I gaze out at the rain.

‘Are you thinking of heading back?’ Alys wonders, after a brief silence.

‘Sorry?’

‘To the cottage. To sort it all out.’

‘No!’ I snort, then, ‘Yes. I am, actually. But he’ll probably be home again by now.’

‘You should go anyway, and if he is there, apologize. Make it heartfelt. It was an awful thing to do, Carla. He’ll think you’re completely unbalanced!’

I grimace.

‘And after I told him – at such unbearable length – about what a dear little lamb you are!’ she murmurs, softening.

I promptly baaaa (it’s automatic, semi-ironic, perfectly sincere). I have always – always – been Alys’s dear, little lamb.

‘Exactly!’ She chuckles. ‘But don’t just hang around in Fairlight pointlessly over-analysing everything like you normally do. Each second counts. Your honour is at stake here – and that of the entire community, by default,’ she adds.

Great.
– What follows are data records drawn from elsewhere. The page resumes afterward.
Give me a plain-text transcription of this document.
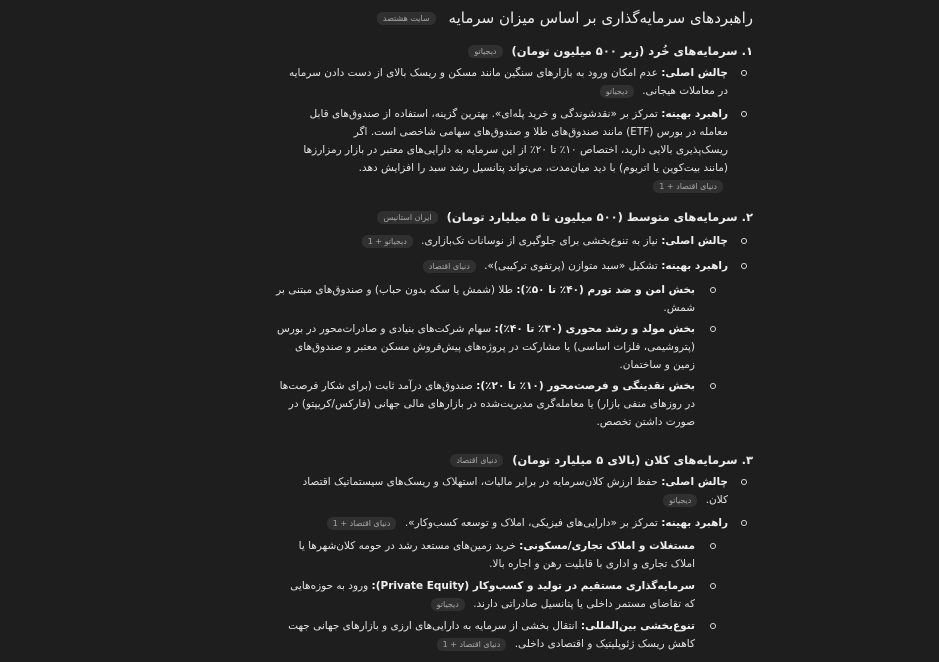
راهبردهای سرمایه‌گذاری بر اساس میزان سرمایه
سایت هشتصد
۱. سرمایه‌های خُرد (زیر ۵۰۰ میلیون تومان) دیجیاتو
چالش اصلی: عدم امکان ورود به بازارهای سنگین مانند مسکن و ریسک بالای از دست دادن سرمایه در معاملات هیجانی. دیجیاتو
راهبرد بهینه: تمرکز بر «نقدشوندگی و خرید پله‌ای». بهترین گزینه، استفاده از صندوق‌های قابل معامله در بورس (ETF) مانند صندوق‌های طلا و صندوق‌های سهامی شاخصی است. اگر ریسک‌پذیری بالایی دارید، اختصاص ۱۰٪ تا ۲۰٪ از این سرمایه به دارایی‌های معتبر در بازار رمزارزها (مانند بیت‌کوین یا اتریوم) با دید میان‌مدت، می‌تواند پتانسیل رشد سبد را افزایش دهد. دنیای اقتصاد + 1
۲. سرمایه‌های متوسط (۵۰۰ میلیون تا ۵ میلیارد تومان) ایران استانیس
چالش اصلی: نیاز به تنوع‌بخشی برای جلوگیری از نوسانات تک‌بازاری. دیجیاتو + 1
راهبرد بهینه: تشکیل «سبد متوازن (پرتفوی ترکیبی)». دنیای اقتصاد
بخش امن و ضد تورم (۴۰٪ تا ۵۰٪): طلا (شمش یا سکه بدون حباب) و صندوق‌های مبتنی بر شمش.
بخش مولد و رشد محوری (۳۰٪ تا ۴۰٪): سهام شرکت‌های بنیادی و صادرات‌محور در بورس (پتروشیمی، فلزات اساسی) یا مشارکت در پروژه‌های پیش‌فروش مسکن معتبر و صندوق‌های زمین و ساختمان.
بخش نقدینگی و فرصت‌محور (۱۰٪ تا ۲۰٪): صندوق‌های درآمد ثابت (برای شکار فرصت‌ها در روزهای منفی بازار) یا معامله‌گری مدیریت‌شده در بازارهای مالی جهانی (فارکس/کریپتو) در صورت داشتن تخصص.
۳. سرمایه‌های کلان (بالای ۵ میلیارد تومان) دنیای اقتصاد
چالش اصلی: حفظ ارزش کلان‌سرمایه در برابر مالیات، استهلاک و ریسک‌های سیستماتیک اقتصاد کلان. دیجیاتو
راهبرد بهینه: تمرکز بر «دارایی‌های فیزیکی، املاک و توسعه کسب‌وکار». دنیای اقتصاد + 1
مستغلات و املاک تجاری/مسکونی: خرید زمین‌های مستعد رشد در حومه کلان‌شهرها یا املاک تجاری و اداری با قابلیت رهن و اجاره بالا.
سرمایه‌گذاری مستقیم در تولید و کسب‌وکار (Private Equity): ورود به حوزه‌هایی که تقاضای مستمر داخلی یا پتانسیل صادراتی دارند. دیجیاتو
تنوع‌بخشی بین‌المللی: انتقال بخشی از سرمایه به دارایی‌های ارزی و بازارهای جهانی جهت کاهش ریسک ژئوپلیتیک و اقتصادی داخلی. دنیای اقتصاد + 1
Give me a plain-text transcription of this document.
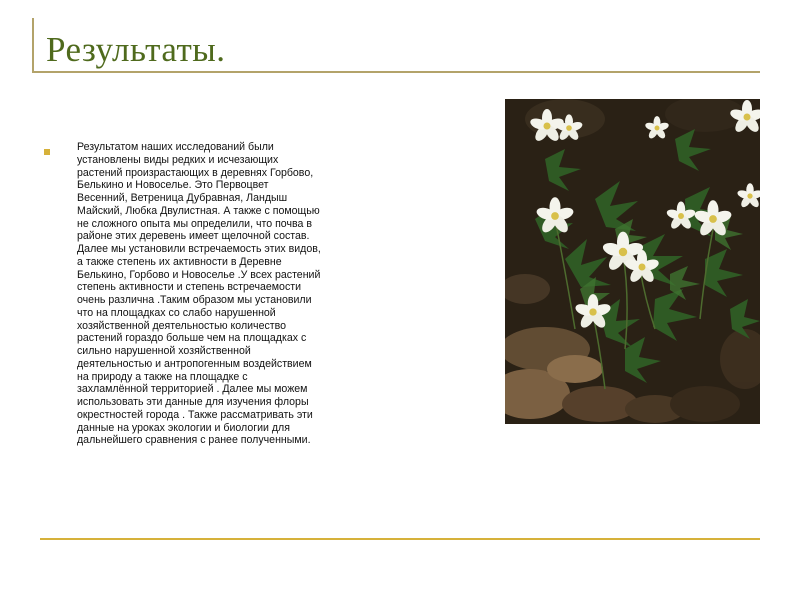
Результаты.

Результатом наших исследований были
установлены виды редких и исчезающих
растений произрастающих в деревнях Горбово,
Белькино и Новоселье. Это Первоцвет
Весенний, Ветреница Дубравная, Ландыш
Майский, Любка Двулистная. А также с помощью
не сложного опыта мы определили, что почва в
районе этих деревень имеет щелочной состав.
Далее мы установили встречаемость этих видов,
а также степень их активности в Деревне
Белькино, Горбово и Новоселье .У всех растений
степень активности и степень встречаемости
очень различна .Таким образом мы установили
что на площадках со слабо нарушенной
хозяйственной деятельностью количество
растений гораздо больше чем на площадках с
сильно нарушенной хозяйственной
деятельностью и антропогенным воздействием
на природу а также на площадке с
захламлённой территорией . Далее мы можем
использовать эти данные для изучения флоры
окрестностей города . Также рассматривать эти
данные на уроках экологии и биологии для
дальнейшего сравнения с ранее полученными.
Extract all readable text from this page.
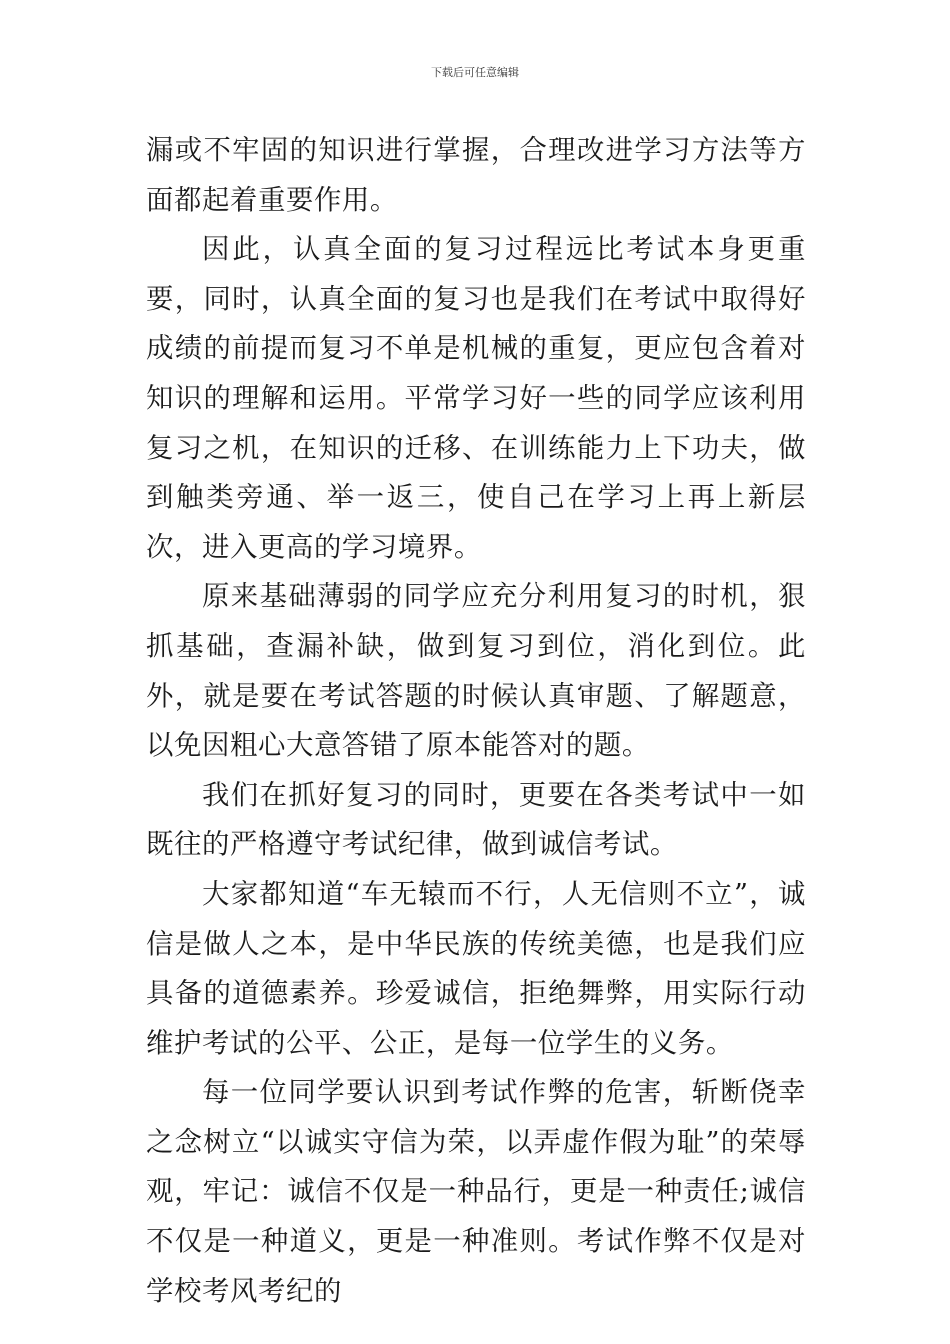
下载后可任意编辑

漏或不牢固的知识进行掌握，合理改进学习方法等方面都起着重要作用。

因此，认真全面的复习过程远比考试本身更重要，同时，认真全面的复习也是我们在考试中取得好成绩的前提而复习不单是机械的重复，更应包含着对知识的理解和运用。平常学习好一些的同学应该利用复习之机，在知识的迁移、在训练能力上下功夫，做到触类旁通、举一返三，使自己在学习上再上新层次，进入更高的学习境界。

原来基础薄弱的同学应充分利用复习的时机，狠抓基础，查漏补缺，做到复习到位，消化到位。此外，就是要在考试答题的时候认真审题、了解题意，以免因粗心大意答错了原本能答对的题。

我们在抓好复习的同时，更要在各类考试中一如既往的严格遵守考试纪律，做到诚信考试。

大家都知道“车无辕而不行，人无信则不立”，诚信是做人之本，是中华民族的传统美德，也是我们应具备的道德素养。珍爱诚信，拒绝舞弊，用实际行动维护考试的公平、公正，是每一位学生的义务。

每一位同学要认识到考试作弊的危害，斩断侥幸之念树立“以诚实守信为荣，以弄虚作假为耻”的荣辱观，牢记：诚信不仅是一种品行，更是一种责任;诚信不仅是一种道义，更是一种准则。考试作弊不仅是对学校考风考纪的
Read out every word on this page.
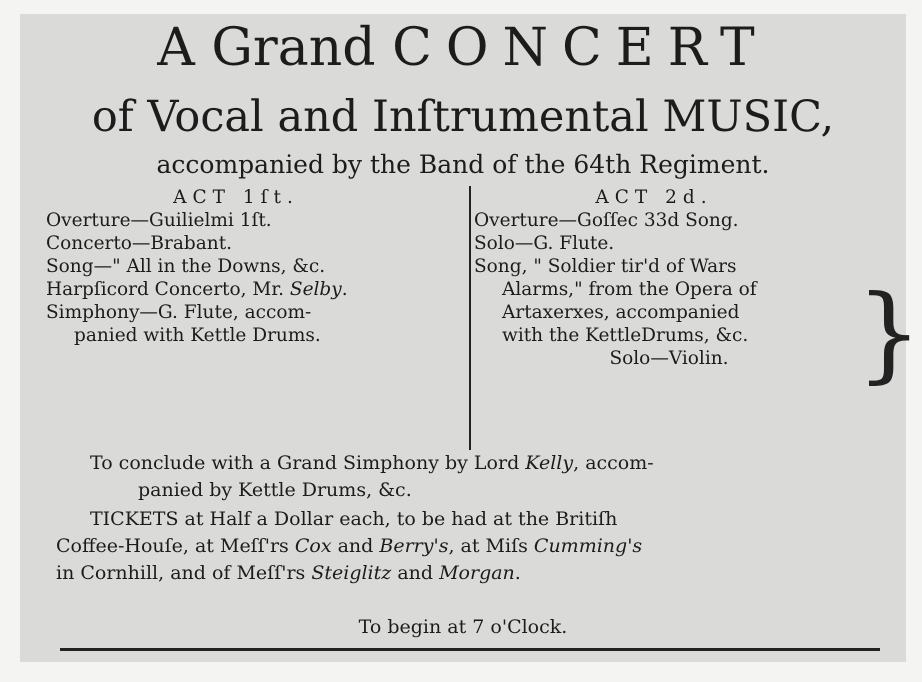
A Grand CONCERT
of Vocal and Inſtrumental MUSIC,
accompanied by the Band of the 64th Regiment.
ACT 1ſt.
Overture—Guilielmi 1ſt.
Concerto—Brabant.
Song—" All in the Downs, &c.
Harpſicord Concerto, Mr. Selby.
Simphony—G. Flute, accom-
panied with Kettle Drums.
ACT 2d.
Overture—Goſſec 33d Song.
Solo—G. Flute.
Song, " Soldier tir'd of Wars
Alarms," from the Opera of
Artaxerxes, accompanied
with the KettleDrums, &c.
Solo—Violin.	}
To conclude with a Grand Simphony by Lord Kelly, accom-
panied by Kettle Drums, &c.
TICKETS at Half a Dollar each, to be had at the Britiſh
Coffee-Houſe, at Meſſ'rs Cox and Berry's, at Miſs Cumming's
in Cornhill, and of Meſſ'rs Steiglitz and Morgan.
To begin at 7 o'Clock.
No pressure then. I solemnly inspect the rivulets of water trickling drably – incessantly, wetly – down the windowpane. Of course she is right. Alys invariably is. I will go. I was angry. I was wrong. I have behaved like a maniac. I am at a moral disadvantage. It simply won’t do.

I draw a deep breath and steel myself, preparing to say my goodbyes, but am momentarily distracted by an unexpected rumble – very low, like a long, metal snake of conjoined supermarket trolleys being pushed, some distance away, across a wide expanse of tarmac. Oh God, I recognize that sound! My skin instantly starts to prickle its automatic response (Quick! Run, Carla, run!). Seconds later (and I haven’t even shifted by so much as a centimetre) – pouf! – my garden shed evaporates.